Dans la lutte contre le coronavirus, la technologie n’est certes pas une panacée, mais elle peut faire la différence avec des outils utiles à condition que nous encouragions un débat ouvert et démocratique sur son utilisation.
Dans les temps anciens, les Hommes se tournaient vers Dieu lorsqu'ils n’étaient pas en mesure d’expliquer les phénomènes naturels qui bouleversaient leur mode de vie. Aujourd'hui, cette façon de faire face à la tragédie semble être réservée aux télévangélistes fondamentalistes.
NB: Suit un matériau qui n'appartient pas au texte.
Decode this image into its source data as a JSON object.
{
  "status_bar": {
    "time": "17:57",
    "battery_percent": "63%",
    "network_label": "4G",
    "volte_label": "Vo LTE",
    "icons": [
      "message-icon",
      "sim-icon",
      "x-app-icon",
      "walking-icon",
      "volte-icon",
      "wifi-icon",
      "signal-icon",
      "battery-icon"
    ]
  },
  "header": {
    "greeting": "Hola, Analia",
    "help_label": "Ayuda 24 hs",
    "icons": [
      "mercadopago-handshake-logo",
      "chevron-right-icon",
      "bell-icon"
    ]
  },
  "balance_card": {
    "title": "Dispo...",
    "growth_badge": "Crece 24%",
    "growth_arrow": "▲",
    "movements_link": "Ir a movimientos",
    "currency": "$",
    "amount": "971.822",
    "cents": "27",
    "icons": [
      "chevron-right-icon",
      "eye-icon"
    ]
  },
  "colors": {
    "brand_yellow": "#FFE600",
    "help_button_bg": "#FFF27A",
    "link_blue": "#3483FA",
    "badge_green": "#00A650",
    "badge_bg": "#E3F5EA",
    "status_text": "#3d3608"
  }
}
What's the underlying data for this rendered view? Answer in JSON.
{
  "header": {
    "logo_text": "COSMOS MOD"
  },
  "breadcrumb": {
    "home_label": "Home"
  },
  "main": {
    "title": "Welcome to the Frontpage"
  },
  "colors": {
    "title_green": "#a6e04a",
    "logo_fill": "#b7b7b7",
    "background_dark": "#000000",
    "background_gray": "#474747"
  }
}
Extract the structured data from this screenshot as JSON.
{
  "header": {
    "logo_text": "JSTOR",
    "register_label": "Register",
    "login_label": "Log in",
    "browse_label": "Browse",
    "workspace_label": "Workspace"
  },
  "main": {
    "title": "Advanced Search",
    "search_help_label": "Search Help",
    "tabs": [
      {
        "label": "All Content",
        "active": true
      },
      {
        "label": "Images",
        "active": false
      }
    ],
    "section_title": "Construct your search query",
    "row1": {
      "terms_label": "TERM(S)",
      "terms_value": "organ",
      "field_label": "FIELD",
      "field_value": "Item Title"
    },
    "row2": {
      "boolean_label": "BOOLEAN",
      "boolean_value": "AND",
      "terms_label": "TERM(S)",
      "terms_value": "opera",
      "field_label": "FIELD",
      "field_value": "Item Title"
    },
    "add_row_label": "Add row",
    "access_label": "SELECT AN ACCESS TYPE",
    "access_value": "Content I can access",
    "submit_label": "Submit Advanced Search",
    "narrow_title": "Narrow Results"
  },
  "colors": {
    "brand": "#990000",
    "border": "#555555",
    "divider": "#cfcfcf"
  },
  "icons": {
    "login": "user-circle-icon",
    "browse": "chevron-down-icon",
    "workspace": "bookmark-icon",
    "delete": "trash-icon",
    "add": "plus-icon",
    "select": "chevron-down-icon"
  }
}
Cela nous laisse avec deux nouvelles « divinités » en Europe : les virologues et la technologie.
Mais les virologues avertis de la télévision sont peu nombreux.euses et ont tendance à transmettre sans cesse les mêmes messages frustrants : nous ne savons pas exactement, en cas de doute, il vaut mieux rester chez soi, il faudra probablement attendre encore 12 mois avant de trouver un vaccin.
Ce n'est pas vraiment encourageant, même pour les salarié.e.s qui travaillent à partir de chez eux et chez elles; une vraie catastrophe pour la mère célibataire qui a perdu son emploi en raison de la fermeture des services de garde. Il n'est donc pas surprenant que nous fassions confiance à l'autre dieu des temps modernes : la technologie. Il y a encore quelques semaines, l'intelligence artificielle (IA) tenait les rênes dans l’univers du dieu technologie - puisque personne ne peut définir exactement ce qu'est l'intelligence artificielle, tout espoir de progrès futur se repose sur elle et rien ne semble impossible.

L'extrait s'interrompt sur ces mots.